An IRS tax lien attaches to all of debtor’s property, both personal and real, therefore, so long as there is some equity to which it can attach it may not be stripped off. In re Blackburn, No. 12-31658 (Bankr. N.D. Fla. Feb. 3, 2015).
At the time the debtor filed for chapter 7 bankruptcy, his residence was over-encumbered by a first mortgage with a secondary IRS tax lien. Arguing that the tax lien was wholly unsecured, tThe debtor sought to strip it off pursuant to the Eleventh Circuit reasoning in McNeal v. GMAC Mortgage, LLC, 735 F.3d 1263, 1264 (11th Cir. 1989), and In re Folendore, 862 F.2d 1537, 1538 (11th Cir. 1989). Those cases bucked the trend to find that Dewsnup v. Timm, 502 U.S. 410 (1992), does not preclude strip-off of a wholly unsecured lien in chapter 7. [Challenges to McNeal are currently pending before the Supreme Court in Bank of America v. Toledo-Cardona, No. 14-163, Bank of America v. Caulkett, No. 13-1421 (NACBA filed an amicus brief in those cases), and Bank of America v. Bello, No. 14-235].

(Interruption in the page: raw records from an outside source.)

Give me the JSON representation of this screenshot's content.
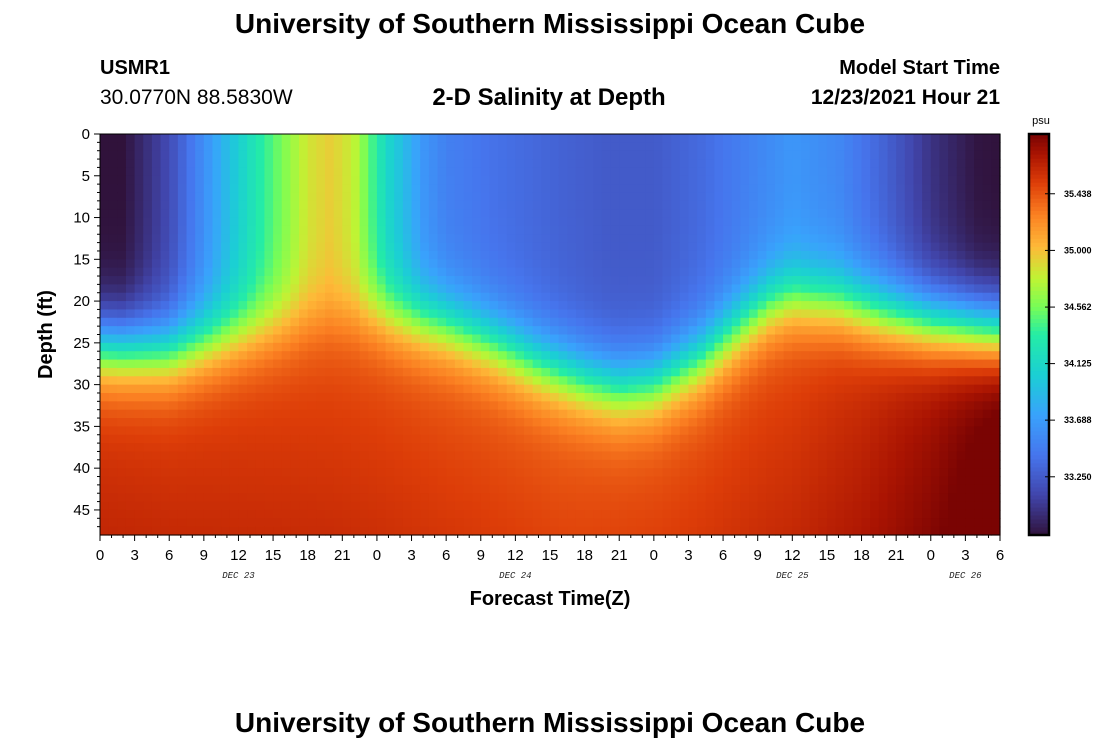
{
  "header": {
    "title": "University of Southern Mississippi Ocean Cube",
    "station": "USMR1",
    "coordinates": "30.0770N  88.5830W",
    "subtitle": "2-D Salinity at Depth",
    "start_label": "Model Start Time",
    "start_value": "12/23/2021 Hour 21"
  },
  "footer": {
    "title": "University of Southern Mississippi Ocean Cube"
  },
  "chart_data": {
    "type": "heatmap",
    "title": "2-D Salinity at Depth",
    "xlabel": "Forecast Time(Z)",
    "ylabel": "Depth (ft)",
    "xlim": [
      0,
      78
    ],
    "ylim": [
      0,
      48
    ],
    "x_ticks": [
      0,
      3,
      6,
      9,
      12,
      15,
      18,
      21,
      24,
      27,
      30,
      33,
      36,
      39,
      42,
      45,
      48,
      51,
      54,
      57,
      60,
      63,
      66,
      69,
      72,
      75,
      78
    ],
    "x_tick_labels": [
      "0",
      "3",
      "6",
      "9",
      "12",
      "15",
      "18",
      "21",
      "0",
      "3",
      "6",
      "9",
      "12",
      "15",
      "18",
      "21",
      "0",
      "3",
      "6",
      "9",
      "12",
      "15",
      "18",
      "21",
      "0",
      "3",
      "6"
    ],
    "y_ticks": [
      0,
      5,
      10,
      15,
      20,
      25,
      30,
      35,
      40,
      45
    ],
    "y_tick_labels": [
      "0",
      "5",
      "10",
      "15",
      "20",
      "25",
      "30",
      "35",
      "40",
      "45"
    ],
    "date_labels": [
      {
        "label": "DEC 23",
        "hour": 12
      },
      {
        "label": "DEC 24",
        "hour": 36
      },
      {
        "label": "DEC 25",
        "hour": 60
      },
      {
        "label": "DEC 26",
        "hour": 75
      }
    ],
    "colorbar": {
      "unit": "psu",
      "min": 32.8,
      "max": 35.9,
      "ticks": [
        35.438,
        35.0,
        34.562,
        34.125,
        33.688,
        33.25
      ],
      "tick_labels": [
        "35.438",
        "35.000",
        "34.562",
        "34.125",
        "33.688",
        "33.250"
      ]
    },
    "halocline": {
      "hours": [
        0,
        6,
        9,
        12,
        16,
        18,
        21,
        24,
        26,
        30,
        34,
        38,
        42,
        45,
        48,
        52,
        56,
        58,
        60,
        64,
        68,
        72,
        75,
        78
      ],
      "depth_ft": [
        25.5,
        26,
        25,
        24,
        23,
        22.5,
        22,
        21.5,
        22,
        23,
        25,
        27.5,
        29.5,
        30.5,
        30,
        27,
        22.5,
        20.5,
        19.5,
        20,
        21.5,
        22.5,
        23,
        23.5
      ]
    },
    "surface_salinity": {
      "hours": [
        0,
        2,
        6,
        10,
        14,
        18,
        20,
        22,
        25,
        28,
        30,
        34,
        40,
        44,
        48,
        52,
        56,
        60,
        64,
        68,
        72,
        76,
        78
      ],
      "psu": [
        32.8,
        32.8,
        33.15,
        33.75,
        34.35,
        34.85,
        34.95,
        34.8,
        34.1,
        33.65,
        33.5,
        33.4,
        33.3,
        33.25,
        33.25,
        33.35,
        33.5,
        33.65,
        33.55,
        33.3,
        33.0,
        32.82,
        32.8
      ]
    },
    "deep_salinity": {
      "hours": [
        0,
        20,
        30,
        40,
        50,
        60,
        66,
        72,
        78
      ],
      "psu": [
        35.55,
        35.5,
        35.45,
        35.42,
        35.45,
        35.5,
        35.6,
        35.75,
        35.95
      ]
    },
    "grid": false
  }
}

The court disagreed. The nature of an IRS tax lien, though listed on the encumbrances for the debtor’s real property, is not limited to satisfaction through any particular property. Rather, 26 U.S.C. § 6321 provides that a lien based on delinquent federal taxes “shall be a lien in favor of the United States upon all property and rights to property, whether real or personal, belonging to [the delinquent taxpayer].” In this case, the debtor had equity in personal property. Therefore, even granting that the lien on the debtor’s real property was wholly unsecured by virtue of the first mortgage (a fact not conceded by the IRS), the IRS’s lien was still at least partially secured by the debtor’s remaining property. As a partially secured lien it could not be stripped.